Certe storie sono fatte per essere raccontate, altre per essere dimenticate, altre ancora per essere inventate.
Questa è la storia di quella volta che, mentre pedalavamo su per la Litoranea, la mia compare ha bucato una gomma e siamo state soccorse da una giovane e graziosa ciclista anglofona di origine incerta.
Ci trova così: una completamente nera di grasso di catena – con tanto di mezzo baffo alla Hitler – intenta a cercare adesivi per terra, che vorrebbe usare come pezze posticce; l’altra a girare e rigirare un guanto usa e getta come se fosse un cubo di Rubik, alla ricerca di un’improbabile soluzione in stile McGyver.
La giovane e graziosa ciclista anglofona di origine incerta, provvista di tutta l’attrezzatura utile alla riparazione, ci fornisce una toppa e della colla, che maneggiamo con lo stesso fare esperto di un quindicenne alle prese col clitoride della sua fidanzatina.
Nel frattempo abbozzo un paio di battute in inglese, in un tentativo maldestro di smorzare l’imbarazzo, ma lo sguardo della nostra soccorritrice si fa sempre più eloquente: ci ha definitivamente e irreversibilmente classificate come abelinate.

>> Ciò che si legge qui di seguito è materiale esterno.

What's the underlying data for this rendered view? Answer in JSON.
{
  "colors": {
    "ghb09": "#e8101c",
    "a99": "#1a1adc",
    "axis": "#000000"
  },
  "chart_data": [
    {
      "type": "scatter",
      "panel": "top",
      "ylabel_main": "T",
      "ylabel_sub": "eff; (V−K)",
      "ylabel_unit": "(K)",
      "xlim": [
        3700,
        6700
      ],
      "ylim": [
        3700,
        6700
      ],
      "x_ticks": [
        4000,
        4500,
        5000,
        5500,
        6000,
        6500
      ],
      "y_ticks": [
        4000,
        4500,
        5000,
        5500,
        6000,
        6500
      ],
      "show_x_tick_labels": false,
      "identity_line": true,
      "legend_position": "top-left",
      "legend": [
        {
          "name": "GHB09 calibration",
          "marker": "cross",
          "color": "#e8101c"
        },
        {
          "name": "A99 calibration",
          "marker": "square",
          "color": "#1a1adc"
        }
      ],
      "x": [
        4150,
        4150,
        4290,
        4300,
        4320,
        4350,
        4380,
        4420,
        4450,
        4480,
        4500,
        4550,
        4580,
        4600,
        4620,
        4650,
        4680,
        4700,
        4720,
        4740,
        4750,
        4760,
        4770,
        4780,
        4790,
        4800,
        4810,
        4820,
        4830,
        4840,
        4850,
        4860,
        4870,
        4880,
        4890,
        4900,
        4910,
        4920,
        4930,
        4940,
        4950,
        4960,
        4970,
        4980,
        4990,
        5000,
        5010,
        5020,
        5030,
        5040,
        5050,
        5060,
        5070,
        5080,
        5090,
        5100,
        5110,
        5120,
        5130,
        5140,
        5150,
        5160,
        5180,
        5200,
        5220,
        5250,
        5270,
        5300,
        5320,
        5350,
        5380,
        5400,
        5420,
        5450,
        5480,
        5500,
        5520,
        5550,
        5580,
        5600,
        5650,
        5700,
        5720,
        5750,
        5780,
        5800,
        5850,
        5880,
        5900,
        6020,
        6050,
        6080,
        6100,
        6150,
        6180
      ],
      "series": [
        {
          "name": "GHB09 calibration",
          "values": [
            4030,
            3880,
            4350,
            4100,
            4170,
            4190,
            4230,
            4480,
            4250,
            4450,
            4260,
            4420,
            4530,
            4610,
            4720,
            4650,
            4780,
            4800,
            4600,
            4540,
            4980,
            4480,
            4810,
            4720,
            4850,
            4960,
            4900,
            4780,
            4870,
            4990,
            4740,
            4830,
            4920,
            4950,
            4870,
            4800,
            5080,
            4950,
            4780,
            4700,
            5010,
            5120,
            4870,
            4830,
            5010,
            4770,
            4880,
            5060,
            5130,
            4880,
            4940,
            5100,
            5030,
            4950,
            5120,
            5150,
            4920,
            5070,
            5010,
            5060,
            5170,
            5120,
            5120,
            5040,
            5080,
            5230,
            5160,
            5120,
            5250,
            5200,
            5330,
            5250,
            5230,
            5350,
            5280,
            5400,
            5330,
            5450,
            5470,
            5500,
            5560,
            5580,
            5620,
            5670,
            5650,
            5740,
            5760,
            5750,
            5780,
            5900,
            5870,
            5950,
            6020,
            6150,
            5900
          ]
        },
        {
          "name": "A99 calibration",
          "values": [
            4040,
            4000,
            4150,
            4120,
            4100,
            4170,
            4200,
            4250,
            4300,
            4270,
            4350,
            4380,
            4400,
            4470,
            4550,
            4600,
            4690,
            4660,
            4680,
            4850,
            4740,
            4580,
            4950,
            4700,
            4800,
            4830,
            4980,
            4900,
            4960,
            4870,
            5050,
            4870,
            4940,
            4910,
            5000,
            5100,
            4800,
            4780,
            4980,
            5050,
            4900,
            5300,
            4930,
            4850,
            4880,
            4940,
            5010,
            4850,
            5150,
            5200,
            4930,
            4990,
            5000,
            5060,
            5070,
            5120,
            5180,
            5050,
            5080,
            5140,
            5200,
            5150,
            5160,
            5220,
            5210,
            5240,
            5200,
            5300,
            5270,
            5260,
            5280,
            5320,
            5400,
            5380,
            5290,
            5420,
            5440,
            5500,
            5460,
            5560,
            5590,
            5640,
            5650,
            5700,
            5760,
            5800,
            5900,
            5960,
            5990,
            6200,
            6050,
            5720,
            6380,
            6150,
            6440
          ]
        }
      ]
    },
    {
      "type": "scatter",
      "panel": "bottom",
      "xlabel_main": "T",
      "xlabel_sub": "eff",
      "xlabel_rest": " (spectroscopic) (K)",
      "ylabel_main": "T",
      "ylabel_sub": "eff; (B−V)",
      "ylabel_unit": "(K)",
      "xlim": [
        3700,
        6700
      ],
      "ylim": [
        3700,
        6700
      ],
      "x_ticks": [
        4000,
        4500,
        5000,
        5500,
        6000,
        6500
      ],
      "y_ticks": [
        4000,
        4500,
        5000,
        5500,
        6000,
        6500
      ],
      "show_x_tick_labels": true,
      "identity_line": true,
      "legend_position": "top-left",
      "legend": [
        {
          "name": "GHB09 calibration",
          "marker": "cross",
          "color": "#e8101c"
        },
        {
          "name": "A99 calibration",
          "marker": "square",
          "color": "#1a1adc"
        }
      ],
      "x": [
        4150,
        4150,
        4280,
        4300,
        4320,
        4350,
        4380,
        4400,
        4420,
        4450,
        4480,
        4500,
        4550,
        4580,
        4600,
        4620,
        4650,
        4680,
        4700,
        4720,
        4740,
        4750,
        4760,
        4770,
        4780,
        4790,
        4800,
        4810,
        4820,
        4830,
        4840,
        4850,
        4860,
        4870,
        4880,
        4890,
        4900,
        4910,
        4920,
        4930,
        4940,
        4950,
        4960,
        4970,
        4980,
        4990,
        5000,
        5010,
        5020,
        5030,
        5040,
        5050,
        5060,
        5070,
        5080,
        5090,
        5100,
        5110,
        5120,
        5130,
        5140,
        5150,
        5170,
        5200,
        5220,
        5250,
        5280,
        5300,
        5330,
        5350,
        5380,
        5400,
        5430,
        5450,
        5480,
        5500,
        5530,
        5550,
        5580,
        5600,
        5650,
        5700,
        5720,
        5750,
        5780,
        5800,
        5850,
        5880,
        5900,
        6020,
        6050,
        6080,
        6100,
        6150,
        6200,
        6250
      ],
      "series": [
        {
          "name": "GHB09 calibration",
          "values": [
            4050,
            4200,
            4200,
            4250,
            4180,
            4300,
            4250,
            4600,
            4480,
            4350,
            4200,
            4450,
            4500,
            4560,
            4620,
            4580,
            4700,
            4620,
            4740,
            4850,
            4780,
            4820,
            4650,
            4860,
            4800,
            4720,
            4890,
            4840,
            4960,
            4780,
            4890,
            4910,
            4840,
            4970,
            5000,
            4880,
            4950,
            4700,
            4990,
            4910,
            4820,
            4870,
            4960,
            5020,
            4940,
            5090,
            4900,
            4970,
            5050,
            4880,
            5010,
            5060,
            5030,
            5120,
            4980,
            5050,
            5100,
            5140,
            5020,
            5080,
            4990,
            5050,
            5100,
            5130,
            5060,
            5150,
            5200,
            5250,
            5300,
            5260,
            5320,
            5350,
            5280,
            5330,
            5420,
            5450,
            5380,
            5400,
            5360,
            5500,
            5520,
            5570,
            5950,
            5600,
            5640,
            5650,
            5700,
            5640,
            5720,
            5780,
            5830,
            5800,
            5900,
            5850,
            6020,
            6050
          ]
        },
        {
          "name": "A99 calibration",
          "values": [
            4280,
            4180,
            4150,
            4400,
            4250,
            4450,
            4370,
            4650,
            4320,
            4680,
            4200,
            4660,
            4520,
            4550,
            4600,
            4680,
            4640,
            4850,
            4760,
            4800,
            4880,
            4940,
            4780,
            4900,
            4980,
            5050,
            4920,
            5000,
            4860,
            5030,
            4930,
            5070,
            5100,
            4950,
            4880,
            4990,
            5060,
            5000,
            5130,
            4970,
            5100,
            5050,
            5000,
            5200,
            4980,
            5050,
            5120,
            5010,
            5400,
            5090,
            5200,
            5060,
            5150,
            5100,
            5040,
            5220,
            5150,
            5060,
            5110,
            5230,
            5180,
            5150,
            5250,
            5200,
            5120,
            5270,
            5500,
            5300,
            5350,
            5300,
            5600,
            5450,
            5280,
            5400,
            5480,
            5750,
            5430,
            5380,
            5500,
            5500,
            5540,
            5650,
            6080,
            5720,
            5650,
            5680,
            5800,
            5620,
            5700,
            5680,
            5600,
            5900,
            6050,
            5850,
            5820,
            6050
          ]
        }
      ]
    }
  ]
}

Per conservare quel poco di dignità rimastaci, decidiamo di congedarla e finire il lavoro da sole: non insiste e si rimette in sella, rispondendo al nostro “tenchiu” con qualcosa che non capiamo, ma che nella nostra fantasia suona come un “pensatemi!” seguito da svariati emoji a forma di cuore.
Nel finale alternativo di questa storia, la giovanotta di cui sopra si innamora di me, ci sposiamo seduta stante e partiamo insieme per un cicloviaggio di nozze alla volta dell’infinito, lasciando la mia compare nella merda.